Friedrich Daniel Schleiermacher, On the Concept of Art

At plenary sessions of the Prussian Academy of Science in Berlin, of which he was a member, F. D. Schleiermacher (1768-1834) read two "Memoirs" entitled Ueber den Umfang des Begriffes der Kunst in Bezug auf die Theorie derselben on 11 August 1831 and 2 August 1832. The manuscripts of these talks were only published after the death of the philosopher, as part of his complete works, together with a third manuscript, which remained just a fragment but should have become a third lecture on aesthetics which was never held.
These texts, which are presented here for the first time in an Italian translation, are extremely interesting for anyone wishing to study Schleiermacher's aesthetics. While Aesthetics was written in 1819 and hence represents Schleiermacher's first systematic reflections on aesthetics, these memoirs belong to the last period of the philosopher's career and make it possible to follow the development of his speculations more faithfully than is possible through the Aesthetics lectures held in 1832, but reconstructed through students' notes and not on the basis of his own notes. The lecture On the Concept of Art are an excellent introduction to Schleiermacher's aesthetics, showing his originality and his independence of the trends predominant in his time.
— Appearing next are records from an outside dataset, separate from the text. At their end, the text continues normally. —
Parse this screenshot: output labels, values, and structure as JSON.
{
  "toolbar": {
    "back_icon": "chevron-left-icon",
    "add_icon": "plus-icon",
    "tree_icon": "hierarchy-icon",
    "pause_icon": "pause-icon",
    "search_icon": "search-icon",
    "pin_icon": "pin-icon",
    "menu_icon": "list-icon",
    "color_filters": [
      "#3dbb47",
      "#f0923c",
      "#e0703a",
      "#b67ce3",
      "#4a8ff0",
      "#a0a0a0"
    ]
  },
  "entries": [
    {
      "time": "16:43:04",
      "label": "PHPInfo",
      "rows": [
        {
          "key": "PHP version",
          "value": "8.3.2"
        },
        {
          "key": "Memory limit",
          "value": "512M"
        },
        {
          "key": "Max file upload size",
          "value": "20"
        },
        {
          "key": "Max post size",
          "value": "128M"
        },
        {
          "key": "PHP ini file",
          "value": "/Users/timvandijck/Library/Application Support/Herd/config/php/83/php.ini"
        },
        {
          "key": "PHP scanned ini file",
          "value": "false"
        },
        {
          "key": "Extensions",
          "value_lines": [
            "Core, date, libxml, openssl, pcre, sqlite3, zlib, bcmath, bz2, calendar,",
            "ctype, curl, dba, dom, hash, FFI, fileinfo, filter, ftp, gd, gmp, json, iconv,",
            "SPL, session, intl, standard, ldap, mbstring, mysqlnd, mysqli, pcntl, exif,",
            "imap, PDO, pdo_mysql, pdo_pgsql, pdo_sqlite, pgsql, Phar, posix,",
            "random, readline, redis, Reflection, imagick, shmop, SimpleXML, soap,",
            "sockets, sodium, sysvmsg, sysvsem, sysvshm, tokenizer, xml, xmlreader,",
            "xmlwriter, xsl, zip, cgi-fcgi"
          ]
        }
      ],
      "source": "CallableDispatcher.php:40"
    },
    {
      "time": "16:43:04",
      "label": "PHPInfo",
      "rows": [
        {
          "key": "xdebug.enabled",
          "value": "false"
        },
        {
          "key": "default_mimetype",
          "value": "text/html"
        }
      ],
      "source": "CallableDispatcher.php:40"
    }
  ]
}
They are an exhaustive and accessible synthesis of almost all his fundamental aesthetic ideas.
Paolo D'Angelo's "Presentation" first of all places the text within the author's work on aesthetics, dwells on the salient points in the theory proposed, showing the connections with Schleiermacher's philosophy taken as a whole, and also emphasizes the elements that still make these writings interesting and stimulating for the contemporary aesthetic debate.